Voilà les explosions d’un naturel par excellence doux et aimable ; jugez des autres. Une sorte d’exagération passionnée règne dans les débats que soulèvent le procès de Warren Hastings et la révolution française, dans la rhétorique acrimonieuse et dans la déclamation outrée de Sheridan, dans le sarcasme impitoyable et dans la pompe sentencieuse du second Pitt. Ils aiment la vulgarité brutale des couleurs voyantes ; ils recherchent les grands mots accumulés, les oppositions symétriquement prolongées, les périodes énormes et retentissantes. Ils ne craignent point de rebuter, et ils ont besoin de faire effet. La force, c’est là leur trait, et celui du plus grand d’entre eux, le premier esprit de ce temps, Edmund Burke. « Prenez Burke à partie, disait Johnson, sur tel sujet qu’il vous plaira ; il est toujours prêt à vous tenir tête. » Il n’était point entré au parlement comme Fox et les deux Pitt dès l’aurore de la jeunesse, mais à trente-cinq ans, ayant eu le temps de s’instruire à fond de toutes choses, savant dans le droit, l’histoire, la philosophie, les lettres, maître d’une érudition si universelle qu’on l’a comparé à lord Bacon.
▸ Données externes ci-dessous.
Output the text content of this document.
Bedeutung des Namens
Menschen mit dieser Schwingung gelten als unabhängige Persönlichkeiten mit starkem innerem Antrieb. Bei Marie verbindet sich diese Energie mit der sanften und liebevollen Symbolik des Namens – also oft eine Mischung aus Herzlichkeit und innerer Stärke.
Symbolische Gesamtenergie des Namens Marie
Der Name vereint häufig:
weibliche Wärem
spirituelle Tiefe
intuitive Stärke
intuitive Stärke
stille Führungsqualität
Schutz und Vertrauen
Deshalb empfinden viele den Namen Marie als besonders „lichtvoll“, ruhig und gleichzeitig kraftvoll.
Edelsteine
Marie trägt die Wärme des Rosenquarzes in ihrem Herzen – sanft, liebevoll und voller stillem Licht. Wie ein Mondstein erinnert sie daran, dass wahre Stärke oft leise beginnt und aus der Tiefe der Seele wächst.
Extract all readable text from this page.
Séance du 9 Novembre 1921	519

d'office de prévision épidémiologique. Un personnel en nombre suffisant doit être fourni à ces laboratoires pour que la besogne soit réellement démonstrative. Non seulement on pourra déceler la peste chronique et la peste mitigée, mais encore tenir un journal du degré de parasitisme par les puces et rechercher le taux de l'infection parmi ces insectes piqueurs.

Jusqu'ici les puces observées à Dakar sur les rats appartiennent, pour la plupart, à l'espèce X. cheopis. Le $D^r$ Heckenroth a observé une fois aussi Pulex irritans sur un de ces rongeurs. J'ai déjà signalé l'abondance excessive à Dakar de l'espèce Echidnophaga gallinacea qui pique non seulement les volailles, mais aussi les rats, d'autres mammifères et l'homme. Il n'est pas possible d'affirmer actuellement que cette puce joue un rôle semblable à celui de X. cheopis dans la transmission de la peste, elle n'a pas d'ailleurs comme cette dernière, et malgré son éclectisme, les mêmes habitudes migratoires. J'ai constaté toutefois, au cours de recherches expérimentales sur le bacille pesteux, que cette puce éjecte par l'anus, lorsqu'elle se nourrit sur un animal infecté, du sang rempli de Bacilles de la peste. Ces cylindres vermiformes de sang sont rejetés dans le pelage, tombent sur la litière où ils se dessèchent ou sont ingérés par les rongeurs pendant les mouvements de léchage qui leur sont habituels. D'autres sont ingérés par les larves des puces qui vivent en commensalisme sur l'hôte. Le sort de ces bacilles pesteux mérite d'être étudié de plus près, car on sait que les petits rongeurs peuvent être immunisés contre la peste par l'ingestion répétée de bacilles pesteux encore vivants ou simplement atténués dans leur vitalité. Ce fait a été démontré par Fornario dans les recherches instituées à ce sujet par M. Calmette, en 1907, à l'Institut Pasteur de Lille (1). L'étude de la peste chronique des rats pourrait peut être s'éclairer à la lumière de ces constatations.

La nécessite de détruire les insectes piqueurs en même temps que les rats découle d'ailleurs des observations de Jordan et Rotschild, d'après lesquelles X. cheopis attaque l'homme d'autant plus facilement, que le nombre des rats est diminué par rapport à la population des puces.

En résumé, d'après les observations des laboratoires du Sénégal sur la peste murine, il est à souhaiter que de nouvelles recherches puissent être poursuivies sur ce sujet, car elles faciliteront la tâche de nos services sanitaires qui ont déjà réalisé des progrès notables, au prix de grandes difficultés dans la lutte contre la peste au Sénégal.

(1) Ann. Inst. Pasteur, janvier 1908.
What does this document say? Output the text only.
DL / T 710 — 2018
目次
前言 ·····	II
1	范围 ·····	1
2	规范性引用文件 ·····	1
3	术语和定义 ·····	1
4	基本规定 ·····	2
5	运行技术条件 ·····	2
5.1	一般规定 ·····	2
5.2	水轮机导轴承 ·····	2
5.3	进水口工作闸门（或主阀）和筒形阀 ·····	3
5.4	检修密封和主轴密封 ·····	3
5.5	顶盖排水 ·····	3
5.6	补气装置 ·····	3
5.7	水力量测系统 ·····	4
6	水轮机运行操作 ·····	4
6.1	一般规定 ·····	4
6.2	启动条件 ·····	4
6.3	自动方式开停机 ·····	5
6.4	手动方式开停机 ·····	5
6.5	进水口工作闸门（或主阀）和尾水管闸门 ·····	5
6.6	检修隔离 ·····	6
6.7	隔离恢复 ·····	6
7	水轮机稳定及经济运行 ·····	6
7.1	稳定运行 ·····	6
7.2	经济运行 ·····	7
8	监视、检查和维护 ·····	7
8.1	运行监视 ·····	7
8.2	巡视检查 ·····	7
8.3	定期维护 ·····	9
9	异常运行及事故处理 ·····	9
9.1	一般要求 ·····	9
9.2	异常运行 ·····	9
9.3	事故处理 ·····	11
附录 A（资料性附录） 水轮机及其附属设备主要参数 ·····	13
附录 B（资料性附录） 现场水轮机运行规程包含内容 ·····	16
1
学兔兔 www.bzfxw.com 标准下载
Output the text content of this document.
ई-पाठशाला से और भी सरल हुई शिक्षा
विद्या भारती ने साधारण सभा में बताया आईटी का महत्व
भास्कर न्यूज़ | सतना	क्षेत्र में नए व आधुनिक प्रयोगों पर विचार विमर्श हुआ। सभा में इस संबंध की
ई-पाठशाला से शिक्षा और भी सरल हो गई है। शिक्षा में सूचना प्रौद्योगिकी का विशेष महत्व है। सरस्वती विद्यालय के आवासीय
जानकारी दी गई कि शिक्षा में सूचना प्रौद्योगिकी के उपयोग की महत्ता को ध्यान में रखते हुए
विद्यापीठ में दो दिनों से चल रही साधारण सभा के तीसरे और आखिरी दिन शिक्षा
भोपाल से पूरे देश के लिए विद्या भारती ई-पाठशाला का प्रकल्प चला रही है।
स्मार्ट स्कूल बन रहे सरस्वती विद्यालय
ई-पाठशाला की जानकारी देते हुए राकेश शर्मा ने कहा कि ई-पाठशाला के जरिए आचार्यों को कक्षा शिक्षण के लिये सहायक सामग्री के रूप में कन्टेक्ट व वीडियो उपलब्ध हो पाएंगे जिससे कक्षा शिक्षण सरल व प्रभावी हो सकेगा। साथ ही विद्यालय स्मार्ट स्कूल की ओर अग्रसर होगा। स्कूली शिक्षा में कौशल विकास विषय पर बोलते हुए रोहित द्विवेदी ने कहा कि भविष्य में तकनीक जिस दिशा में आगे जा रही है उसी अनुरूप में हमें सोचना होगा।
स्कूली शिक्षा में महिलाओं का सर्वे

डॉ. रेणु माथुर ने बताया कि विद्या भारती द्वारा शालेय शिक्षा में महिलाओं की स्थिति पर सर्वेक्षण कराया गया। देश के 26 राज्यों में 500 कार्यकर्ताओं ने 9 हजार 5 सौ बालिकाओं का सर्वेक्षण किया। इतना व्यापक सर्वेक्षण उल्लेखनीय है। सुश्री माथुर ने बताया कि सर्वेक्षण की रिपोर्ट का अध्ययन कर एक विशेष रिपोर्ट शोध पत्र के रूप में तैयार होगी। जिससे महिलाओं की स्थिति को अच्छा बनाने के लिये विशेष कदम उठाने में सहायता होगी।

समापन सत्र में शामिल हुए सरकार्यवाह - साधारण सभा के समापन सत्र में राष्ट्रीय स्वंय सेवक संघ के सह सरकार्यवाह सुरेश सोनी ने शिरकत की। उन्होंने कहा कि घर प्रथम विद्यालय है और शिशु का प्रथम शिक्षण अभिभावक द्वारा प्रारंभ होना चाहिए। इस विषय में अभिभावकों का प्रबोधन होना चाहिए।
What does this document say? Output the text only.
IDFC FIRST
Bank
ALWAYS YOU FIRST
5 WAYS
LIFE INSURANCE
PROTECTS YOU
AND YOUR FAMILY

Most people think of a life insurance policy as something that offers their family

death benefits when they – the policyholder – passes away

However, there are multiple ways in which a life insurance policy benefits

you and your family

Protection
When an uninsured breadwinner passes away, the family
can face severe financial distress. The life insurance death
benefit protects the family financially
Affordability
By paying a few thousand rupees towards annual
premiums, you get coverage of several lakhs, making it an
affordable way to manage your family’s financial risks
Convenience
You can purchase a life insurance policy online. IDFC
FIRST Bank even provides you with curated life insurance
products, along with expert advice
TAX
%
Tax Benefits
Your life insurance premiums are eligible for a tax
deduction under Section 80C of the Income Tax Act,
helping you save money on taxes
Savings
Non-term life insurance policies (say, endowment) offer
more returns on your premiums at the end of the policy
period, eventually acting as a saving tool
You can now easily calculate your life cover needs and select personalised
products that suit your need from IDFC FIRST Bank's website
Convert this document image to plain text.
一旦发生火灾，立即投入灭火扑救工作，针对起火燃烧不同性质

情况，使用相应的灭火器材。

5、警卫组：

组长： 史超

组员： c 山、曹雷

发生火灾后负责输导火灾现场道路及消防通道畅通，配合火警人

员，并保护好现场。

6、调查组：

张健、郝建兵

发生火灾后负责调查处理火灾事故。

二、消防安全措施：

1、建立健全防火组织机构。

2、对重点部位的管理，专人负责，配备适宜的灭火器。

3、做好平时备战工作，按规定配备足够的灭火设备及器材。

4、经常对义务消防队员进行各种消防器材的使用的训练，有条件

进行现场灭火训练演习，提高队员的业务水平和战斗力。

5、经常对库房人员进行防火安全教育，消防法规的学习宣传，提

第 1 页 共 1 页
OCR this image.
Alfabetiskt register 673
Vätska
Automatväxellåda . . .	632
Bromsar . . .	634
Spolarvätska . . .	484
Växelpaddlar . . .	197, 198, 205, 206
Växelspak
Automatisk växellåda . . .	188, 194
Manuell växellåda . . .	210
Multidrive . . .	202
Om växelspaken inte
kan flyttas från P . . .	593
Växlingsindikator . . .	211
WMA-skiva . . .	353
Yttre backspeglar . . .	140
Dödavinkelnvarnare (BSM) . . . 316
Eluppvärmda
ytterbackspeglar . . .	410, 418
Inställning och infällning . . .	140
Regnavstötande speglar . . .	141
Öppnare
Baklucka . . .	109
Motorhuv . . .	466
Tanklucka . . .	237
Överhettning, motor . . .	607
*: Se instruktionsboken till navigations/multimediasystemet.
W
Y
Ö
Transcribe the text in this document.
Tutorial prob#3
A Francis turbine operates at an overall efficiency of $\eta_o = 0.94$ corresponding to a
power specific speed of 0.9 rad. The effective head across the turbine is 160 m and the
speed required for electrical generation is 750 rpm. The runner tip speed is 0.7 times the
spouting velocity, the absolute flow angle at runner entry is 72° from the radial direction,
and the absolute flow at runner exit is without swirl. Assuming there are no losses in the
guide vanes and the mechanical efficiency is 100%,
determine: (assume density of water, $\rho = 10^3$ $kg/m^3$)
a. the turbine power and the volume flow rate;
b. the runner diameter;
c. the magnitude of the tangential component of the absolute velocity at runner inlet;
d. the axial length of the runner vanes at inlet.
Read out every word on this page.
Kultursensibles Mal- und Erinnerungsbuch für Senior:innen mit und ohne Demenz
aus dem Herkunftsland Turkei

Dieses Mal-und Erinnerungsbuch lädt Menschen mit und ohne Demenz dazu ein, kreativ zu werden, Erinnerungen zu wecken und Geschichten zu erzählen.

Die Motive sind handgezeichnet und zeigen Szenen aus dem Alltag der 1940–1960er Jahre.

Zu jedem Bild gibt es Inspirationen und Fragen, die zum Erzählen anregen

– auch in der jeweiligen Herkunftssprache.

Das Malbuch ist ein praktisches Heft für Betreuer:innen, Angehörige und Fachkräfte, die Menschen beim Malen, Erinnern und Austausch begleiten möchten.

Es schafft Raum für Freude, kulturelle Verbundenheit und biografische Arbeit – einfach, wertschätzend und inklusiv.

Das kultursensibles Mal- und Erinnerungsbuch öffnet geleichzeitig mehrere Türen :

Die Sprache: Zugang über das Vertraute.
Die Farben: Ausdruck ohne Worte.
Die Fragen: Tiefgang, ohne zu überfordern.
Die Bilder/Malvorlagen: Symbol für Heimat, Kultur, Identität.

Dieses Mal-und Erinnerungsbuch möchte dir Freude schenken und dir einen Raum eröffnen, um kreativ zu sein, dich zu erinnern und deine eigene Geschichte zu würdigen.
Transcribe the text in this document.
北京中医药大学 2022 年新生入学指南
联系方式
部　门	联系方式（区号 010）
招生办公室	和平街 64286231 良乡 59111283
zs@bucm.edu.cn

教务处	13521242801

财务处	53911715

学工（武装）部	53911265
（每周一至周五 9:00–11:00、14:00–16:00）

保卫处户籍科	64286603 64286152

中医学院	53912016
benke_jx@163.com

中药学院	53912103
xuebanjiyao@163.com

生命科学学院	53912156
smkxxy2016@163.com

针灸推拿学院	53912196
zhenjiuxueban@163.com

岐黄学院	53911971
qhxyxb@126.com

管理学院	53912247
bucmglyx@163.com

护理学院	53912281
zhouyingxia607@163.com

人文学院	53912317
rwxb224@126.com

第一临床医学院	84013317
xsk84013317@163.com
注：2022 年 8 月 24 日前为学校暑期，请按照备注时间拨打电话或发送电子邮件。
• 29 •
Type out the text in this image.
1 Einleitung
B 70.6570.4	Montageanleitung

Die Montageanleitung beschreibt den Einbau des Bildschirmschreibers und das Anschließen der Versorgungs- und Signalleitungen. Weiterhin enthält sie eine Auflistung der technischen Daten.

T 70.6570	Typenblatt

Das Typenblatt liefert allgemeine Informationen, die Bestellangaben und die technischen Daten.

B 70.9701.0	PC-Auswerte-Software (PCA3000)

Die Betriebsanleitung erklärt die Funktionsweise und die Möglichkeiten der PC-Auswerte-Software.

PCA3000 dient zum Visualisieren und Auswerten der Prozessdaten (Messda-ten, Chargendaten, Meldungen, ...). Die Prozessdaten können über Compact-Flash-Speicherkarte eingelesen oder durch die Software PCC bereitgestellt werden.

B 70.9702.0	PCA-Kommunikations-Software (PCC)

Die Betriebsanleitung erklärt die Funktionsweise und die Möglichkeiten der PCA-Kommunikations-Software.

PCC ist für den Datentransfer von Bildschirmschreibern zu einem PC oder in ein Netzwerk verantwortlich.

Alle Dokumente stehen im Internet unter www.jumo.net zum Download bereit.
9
Mais ce qui le distinguait entre tous les autres, c’était une large intelligence compréhensive qui, exercée par des études et des compositions philosophiques[1], saisissait les ensembles, et par-delà les textes, les constitutions et les chiffres, apercevait la direction invisible des événemens et l’esprit intime des choses, en couvrant de son dédain « ces prétendus hommes d’état, troupeau profane de manœuvres vulgaires, qui nient l’existence de tout ce qui n’est point grossier et matériel, et qui, bien loin d’être capables de diriger le grand mouvement d’un empire, ne sont pas dignes de tourner une

  1. Recherches sur l’origine de nos idées du beau et du sublime.